A hunt for manhood
The trip into manhood can truly be a journey in some cultures. For a Bushman, it is the initiation hunt that takes them across the divide. Mike Main recently had the unique opportunity to follow this fascinating, age-old ritual into the remote wilds of Botswana.

ImageKgao wanted to be a man. In almost all ways he already was: at 37, he had a wife and six children, and as his family’s meat provider, he had single-handedly caught much game, including a large kudu antelope. It was not, however, masculinity he sought, rather it was gaining enhanced hunting skills, which would finally bring him the longed-for recognition of his status in the clan.

To achieve this, he and another initiate had to join a small group of the ‘big people’ – the oldest and the very best hunters – and walk with them more than fifty kilometres from his village to the hunting grounds. There he’d need to learn from masters of the craft and have them endorse his abilities by witnessing him kill a large antelope.

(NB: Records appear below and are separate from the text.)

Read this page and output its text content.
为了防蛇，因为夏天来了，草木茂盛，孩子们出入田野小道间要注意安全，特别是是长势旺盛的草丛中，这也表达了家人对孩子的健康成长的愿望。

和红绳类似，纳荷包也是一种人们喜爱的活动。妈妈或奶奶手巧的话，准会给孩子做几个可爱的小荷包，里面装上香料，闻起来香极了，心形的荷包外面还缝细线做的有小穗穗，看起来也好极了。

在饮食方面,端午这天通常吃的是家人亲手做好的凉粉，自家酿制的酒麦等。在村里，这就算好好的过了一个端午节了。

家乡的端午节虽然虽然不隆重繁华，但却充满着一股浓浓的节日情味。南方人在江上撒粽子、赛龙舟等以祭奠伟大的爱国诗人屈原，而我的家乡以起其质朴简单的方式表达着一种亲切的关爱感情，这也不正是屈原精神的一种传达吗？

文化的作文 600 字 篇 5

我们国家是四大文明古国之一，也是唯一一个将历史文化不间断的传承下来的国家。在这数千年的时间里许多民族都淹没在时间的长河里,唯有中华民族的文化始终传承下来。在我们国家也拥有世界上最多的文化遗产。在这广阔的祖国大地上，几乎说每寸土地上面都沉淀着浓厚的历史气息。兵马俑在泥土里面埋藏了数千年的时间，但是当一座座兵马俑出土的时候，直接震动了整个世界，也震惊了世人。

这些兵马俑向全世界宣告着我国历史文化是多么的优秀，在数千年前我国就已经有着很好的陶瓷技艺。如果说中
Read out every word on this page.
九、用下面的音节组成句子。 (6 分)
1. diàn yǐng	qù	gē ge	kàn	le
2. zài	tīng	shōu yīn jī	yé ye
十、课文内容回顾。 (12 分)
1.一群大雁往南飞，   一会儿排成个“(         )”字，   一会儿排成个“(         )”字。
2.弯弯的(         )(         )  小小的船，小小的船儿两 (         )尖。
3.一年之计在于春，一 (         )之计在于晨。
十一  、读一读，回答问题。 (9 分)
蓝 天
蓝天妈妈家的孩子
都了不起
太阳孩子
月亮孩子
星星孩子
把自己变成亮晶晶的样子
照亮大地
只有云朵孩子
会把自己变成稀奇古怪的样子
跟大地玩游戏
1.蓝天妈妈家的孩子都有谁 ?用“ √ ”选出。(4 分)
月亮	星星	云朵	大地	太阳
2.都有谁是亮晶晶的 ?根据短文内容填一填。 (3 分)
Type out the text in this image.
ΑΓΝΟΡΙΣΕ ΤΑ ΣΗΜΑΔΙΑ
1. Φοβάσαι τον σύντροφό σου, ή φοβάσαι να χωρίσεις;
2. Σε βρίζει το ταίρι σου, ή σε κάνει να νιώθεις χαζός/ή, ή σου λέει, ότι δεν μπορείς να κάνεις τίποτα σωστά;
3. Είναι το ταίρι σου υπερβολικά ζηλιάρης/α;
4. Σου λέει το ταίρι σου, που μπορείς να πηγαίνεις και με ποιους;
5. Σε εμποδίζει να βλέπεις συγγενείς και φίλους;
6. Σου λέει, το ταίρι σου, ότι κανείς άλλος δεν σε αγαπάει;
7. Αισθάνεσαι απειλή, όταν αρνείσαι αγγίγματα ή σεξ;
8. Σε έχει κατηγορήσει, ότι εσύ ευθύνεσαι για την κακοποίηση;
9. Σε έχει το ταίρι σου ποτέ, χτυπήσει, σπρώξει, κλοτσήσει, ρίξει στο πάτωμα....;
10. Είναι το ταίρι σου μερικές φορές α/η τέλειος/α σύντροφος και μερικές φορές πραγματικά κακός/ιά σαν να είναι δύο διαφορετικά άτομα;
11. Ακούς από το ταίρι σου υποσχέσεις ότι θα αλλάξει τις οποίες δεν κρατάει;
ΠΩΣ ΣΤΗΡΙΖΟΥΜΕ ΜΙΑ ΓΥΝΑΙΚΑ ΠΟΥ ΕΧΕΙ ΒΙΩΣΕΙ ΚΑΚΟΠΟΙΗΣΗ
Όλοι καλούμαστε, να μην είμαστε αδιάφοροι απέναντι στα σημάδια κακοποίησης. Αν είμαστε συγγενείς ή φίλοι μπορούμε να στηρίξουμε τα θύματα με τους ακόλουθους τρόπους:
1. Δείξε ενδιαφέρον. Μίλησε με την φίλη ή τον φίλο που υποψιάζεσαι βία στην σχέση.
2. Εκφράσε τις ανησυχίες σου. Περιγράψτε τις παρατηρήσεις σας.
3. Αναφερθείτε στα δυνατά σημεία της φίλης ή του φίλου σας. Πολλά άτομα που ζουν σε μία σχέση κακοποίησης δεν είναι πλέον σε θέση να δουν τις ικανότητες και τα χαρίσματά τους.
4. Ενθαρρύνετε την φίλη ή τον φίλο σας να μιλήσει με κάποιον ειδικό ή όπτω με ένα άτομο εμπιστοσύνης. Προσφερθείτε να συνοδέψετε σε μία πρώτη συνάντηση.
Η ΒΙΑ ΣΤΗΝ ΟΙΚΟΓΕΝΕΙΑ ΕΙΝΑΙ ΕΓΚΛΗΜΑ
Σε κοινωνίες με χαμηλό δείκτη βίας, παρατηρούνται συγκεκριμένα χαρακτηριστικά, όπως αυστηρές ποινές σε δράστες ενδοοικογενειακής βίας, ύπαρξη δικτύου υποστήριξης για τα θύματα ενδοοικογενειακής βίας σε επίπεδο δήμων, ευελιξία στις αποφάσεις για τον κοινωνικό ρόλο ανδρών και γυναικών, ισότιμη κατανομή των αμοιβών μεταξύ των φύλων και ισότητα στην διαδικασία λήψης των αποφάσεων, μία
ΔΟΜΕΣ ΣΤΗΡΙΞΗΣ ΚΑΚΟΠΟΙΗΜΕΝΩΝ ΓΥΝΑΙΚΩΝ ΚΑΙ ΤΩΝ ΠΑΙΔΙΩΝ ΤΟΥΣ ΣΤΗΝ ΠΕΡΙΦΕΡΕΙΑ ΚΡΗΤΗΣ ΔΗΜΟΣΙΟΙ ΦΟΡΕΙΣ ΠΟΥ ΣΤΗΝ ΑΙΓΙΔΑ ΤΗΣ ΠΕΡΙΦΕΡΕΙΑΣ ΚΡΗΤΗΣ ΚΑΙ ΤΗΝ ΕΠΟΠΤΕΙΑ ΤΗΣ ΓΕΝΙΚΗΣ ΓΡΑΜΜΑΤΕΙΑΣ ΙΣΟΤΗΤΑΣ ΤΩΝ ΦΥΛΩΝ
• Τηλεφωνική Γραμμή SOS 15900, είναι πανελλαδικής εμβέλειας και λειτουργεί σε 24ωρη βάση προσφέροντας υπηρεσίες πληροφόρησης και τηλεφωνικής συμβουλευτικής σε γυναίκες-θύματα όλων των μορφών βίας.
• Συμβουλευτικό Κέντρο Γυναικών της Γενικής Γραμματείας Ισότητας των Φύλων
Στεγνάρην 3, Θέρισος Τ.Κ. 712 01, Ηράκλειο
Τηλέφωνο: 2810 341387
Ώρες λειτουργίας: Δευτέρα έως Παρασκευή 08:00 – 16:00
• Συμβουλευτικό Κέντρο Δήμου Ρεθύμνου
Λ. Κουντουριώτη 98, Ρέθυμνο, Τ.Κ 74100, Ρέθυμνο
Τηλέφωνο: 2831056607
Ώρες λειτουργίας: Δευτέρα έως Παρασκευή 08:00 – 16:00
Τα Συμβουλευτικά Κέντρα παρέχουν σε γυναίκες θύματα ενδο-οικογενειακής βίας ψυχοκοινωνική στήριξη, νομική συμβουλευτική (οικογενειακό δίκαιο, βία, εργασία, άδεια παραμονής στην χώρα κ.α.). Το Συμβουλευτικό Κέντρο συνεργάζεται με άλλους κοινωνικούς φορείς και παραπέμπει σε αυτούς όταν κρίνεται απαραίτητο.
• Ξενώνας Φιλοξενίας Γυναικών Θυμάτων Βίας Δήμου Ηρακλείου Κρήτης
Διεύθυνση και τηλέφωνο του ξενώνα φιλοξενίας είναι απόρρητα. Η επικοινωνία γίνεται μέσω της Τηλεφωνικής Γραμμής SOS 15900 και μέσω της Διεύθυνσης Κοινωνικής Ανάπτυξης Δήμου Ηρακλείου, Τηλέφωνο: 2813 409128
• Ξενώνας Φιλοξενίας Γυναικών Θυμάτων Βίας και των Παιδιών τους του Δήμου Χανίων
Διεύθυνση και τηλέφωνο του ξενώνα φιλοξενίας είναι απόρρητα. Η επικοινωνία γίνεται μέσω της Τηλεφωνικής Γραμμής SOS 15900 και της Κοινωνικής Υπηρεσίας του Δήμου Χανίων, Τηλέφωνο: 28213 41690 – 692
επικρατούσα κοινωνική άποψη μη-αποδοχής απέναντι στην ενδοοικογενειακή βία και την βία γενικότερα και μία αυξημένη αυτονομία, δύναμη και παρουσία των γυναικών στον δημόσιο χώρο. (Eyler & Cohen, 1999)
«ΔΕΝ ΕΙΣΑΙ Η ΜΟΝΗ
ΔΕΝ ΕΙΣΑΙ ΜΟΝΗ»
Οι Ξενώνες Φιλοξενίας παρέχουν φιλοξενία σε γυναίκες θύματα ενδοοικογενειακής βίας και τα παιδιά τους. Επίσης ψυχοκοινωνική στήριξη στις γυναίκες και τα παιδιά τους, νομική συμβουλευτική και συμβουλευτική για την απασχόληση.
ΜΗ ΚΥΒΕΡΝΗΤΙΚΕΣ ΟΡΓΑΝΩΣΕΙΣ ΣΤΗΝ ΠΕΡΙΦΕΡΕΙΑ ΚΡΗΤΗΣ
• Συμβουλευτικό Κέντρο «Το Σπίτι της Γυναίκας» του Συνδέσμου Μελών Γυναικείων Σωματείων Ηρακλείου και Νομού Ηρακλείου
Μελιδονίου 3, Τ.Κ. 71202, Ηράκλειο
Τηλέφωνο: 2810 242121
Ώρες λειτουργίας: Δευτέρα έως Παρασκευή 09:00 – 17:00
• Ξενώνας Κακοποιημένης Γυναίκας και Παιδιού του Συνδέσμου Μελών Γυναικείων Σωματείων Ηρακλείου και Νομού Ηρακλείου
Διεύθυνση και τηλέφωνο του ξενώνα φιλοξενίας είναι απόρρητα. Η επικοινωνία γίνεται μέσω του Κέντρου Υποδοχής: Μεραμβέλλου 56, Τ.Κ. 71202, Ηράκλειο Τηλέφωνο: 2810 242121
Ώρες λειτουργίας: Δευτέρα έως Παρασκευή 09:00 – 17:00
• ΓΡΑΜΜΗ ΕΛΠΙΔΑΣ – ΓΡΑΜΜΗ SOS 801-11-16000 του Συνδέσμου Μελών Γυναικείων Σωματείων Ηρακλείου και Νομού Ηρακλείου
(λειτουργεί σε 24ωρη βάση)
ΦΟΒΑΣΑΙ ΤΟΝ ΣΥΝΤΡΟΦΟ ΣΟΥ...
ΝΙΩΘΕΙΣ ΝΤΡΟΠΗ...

Kgao is one of a group of Bushmen living in the remote village of Cae Cae near Botswana’s border with Namibia. Game around the village has long been scarce and elusive. To find the highly valued eland and gemsbok, the acme of hunting achievement, the deepest reaches of the arid Kalahari must be searched.

On the Plains of Xai there is no water, only a gently rolling sandscape of dunes from a forgotten desert, dotted with stunted trees, scattered grass and thorn scrub that tears your limbs. On cloudless Kalahari winter days, the sun is relentless and there is no escape from its heat. But for all its inhospitable nature, Xai is the home of the big herds and it is here, from a base camp provided by a remarkable safari company, Uncharted Africa, that Kgao and his companions set forth daily.

The demands of traditional hunting are testing and extraordinary. The men prefer to travel light and dress traditionally: a simple loin cloth and skin kaross, thin leather soles tied with thongs, a bow, quiver, arrows and perhaps a spear. There will be little rest, no food except that garnered from the bush, and as much as twenty or thirty kilometres will be traversed each day. Carried between a group of four may be the luxury of one small plastic bottle of water, soon consumed and discarded.

In every quiver, a cluster of arrows nestles point down, each the bearer of certain, lingering death if properly lodged in the quarry. A shaft of strong grass, bound and notched, is linked by a detachable section to a tiny arrowhead, which was beaten into shape from metal scraps, sharpened like a razor and mounted on a short stem. Because of the risk of accidental injury, it is not the head itself that bears the lethal poison but the stem behind it.  The light-weight arrow travels at high speed and with great penetrating power, ensuring that the poison-laden stem is dragged deep into the victim’s body. Because of the linking shaft, the barbed head and the fatal cargo remain embedded in the victim, whilst the long stem drops free as the animal runs through the bush.

I watched whilst Kgao prepared his arrows beneath the approving gaze of the ‘big people’. The poison he uses comes from the larvae of a small beetle (Diamphidia simplex) that feeds exclusively on a Commiphora bush, common in the area. He broke the larvae from their cocoons of mud, eviscerated them and mixed the result into a paste. With the help of a binding agent, he thickly smeared the paste onto the stem behind the arrowhead and left it to dry in the sun. Bushmen claim there is no antidote for this poison. With fifteen arrows so prepared, Kgao was ready to learn and to prove his worth.